この大きな木製の馬は、経年劣化で脚が崩壊してしまっているが、武帝(即位紀元前141-87年)が紀元前102年に使いを送って得ようとした、中国人がトランスオクシアナの駿馬と思っていたものの完全なイメージを伝えてくれる。新馬を得るための種馬探しがシルクロード(中国人にとっては馬の道)をもたらし、中国に多数のテラコッタや石や、もっと数は少ないが木製の馬の埋葬品を残したのである。
チェルヌスキ美術館は、もう1体、脚のない馬を所蔵している。素材はテラコッタで長さ57cm(M.C.XXXXX)。もしかしたら脚は木製で、消失したのかもしれない。
色彩のついた装飾がついてはいるが、これらの馬のいくつかは革や絹をまとっていたようだ。「神々しい」頭の綿密な肉付けに関心が注がれており、体の方は荒削りで仕上げが簡素なところがそれを説明している、
戦前に発見された物の場合によくあるように、外装や彩色はまったく跡をとどめていないが、この馬は2つの部分に分かれて見える。体と、首につながった頭である。

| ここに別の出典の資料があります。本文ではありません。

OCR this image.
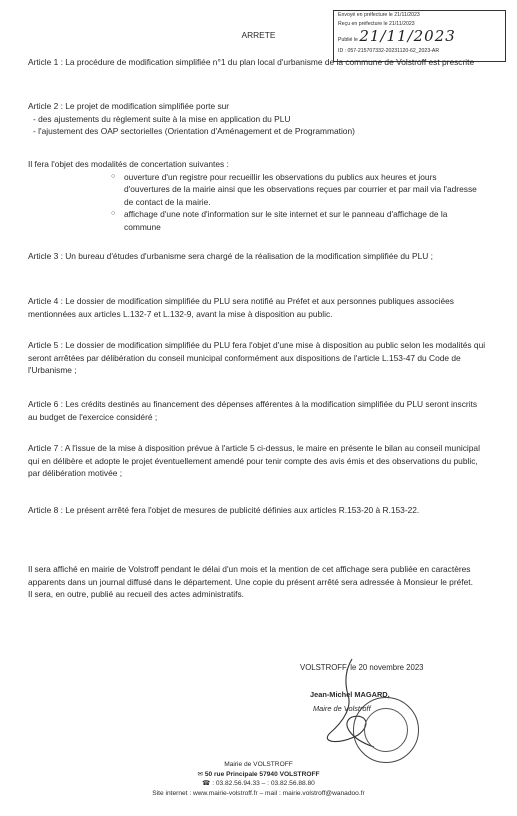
Envoyé en préfecture le 21/11/2023
Reçu en préfecture le 21/11/2023
Publié le 21/11/2023
ID : 057-215707332-20231120-62_2023-AR
ARRETE
Article 1 : La procédure de modification simplifiée n°1 du plan local d'urbanisme de la commune de Volstroff est prescrite
Article 2 : Le projet de modification simplifiée porte sur
- des ajustements du règlement suite à la mise en application du PLU
- l'ajustement des OAP sectorielles (Orientation d'Aménagement et de Programmation)
Il fera l'objet des modalités de concertation suivantes :
○ ouverture d'un registre pour recueillir les observations du publics aux heures et jours d'ouvertures de la mairie ainsi que les observations reçues par courrier et par mail via l'adresse de contact de la mairie.
○ affichage d'une note d'information sur le site internet et sur le panneau d'affichage de la commune
Article 3 : Un bureau d'études d'urbanisme sera chargé de la réalisation de la modification simplifiée du PLU ;
Article 4 : Le dossier de modification simplifiée du PLU sera notifié au Préfet et aux personnes publiques associées mentionnées aux articles L.132-7 et L.132-9, avant la mise à disposition au public.
Article 5 : Le dossier de modification simplifiée du PLU fera l'objet d'une mise à disposition au public selon les modalités qui seront arrêtées par délibération du conseil municipal conformément aux dispositions de l'article L.153-47 du Code de l'Urbanisme ;
Article 6 : Les crédits destinés au financement des dépenses afférentes à la modification simplifiée du PLU seront inscrits au budget de l'exercice considéré ;
Article 7 : A l'issue de la mise à disposition prévue à l'article 5 ci-dessus, le maire en présente le bilan au conseil municipal qui en délibère et adopte le projet éventuellement amendé pour tenir compte des avis émis et des observations du public, par délibération motivée ;
Article 8 : Le présent arrêté fera l'objet de mesures de publicité définies aux articles R.153-20 à R.153-22.
Il sera affiché en mairie de Volstroff pendant le délai d'un mois et la mention de cet affichage sera publiée en caractères apparents dans un journal diffusé dans le département. Une copie du présent arrêté sera adressée à Monsieur le préfet.
Il sera, en outre, publié au recueil des actes administratifs.
VOLSTROFF, le 20 novembre 2023
Jean-Michel MAGARD,
Maire de Volstroff
Mairie de VOLSTROFF
✉ 50 rue Principale 57940 VOLSTROFF
☎ : 03.82.56.94.33 – : 03.82.56.88.80
Site internet : www.mairie-volstroff.fr – mail : mairie.volstroff@wanadoo.fr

この木製の馬は、3つの部分でできている。臀部と胸に広く肉付けした大きな体、首、そして小さく、美しく生気がみなぎっている頭。頭には黒い輪郭線があり、生き生きした稜線の立体を強調している。口の縁が歯の上にめくれて笑っている表情を作っている。これは西ではもっとよく見られる表現である。また、ベージュと黒の色彩の痕跡が、馬具と鞍がついていたのではないかと思わせる。
木製の馬の姿が発掘で見つけられることはたいへん珍しい。とはいえ、広州、江蘇省、湖北省、甘粛省など様々な地方で見つかっている。
考古学的コンテクストを一切欠いているので、チェルヌスキ美術館の作品に正確な出自を与えるのは難しいが、武威市(甘粛省かんしゅくしょう)にある磨嘴子の墓地で見つかったものとの比較が注目されている。
デューミン・イム氏による研究(1999)により使われた木は正確につきとめられた。表層的な検査では檜と思われていたが、そうではなくトウヒ(マツ科)である。

Reference(s) : ジル・ベガン,『チェルヌスキ美術館のアジア芸術』, パリ,Paris-Musées(パリミュゼ)/Findakly(フィンダクリ)刊, 2000年, p.76。
マリー=テレーズ・ボボ,『既知と未知の中国:チェルヌスキ美術館,10年間の蒐集』,パリ,Paris-Musées(パリミュゼ),1992,p.114-117。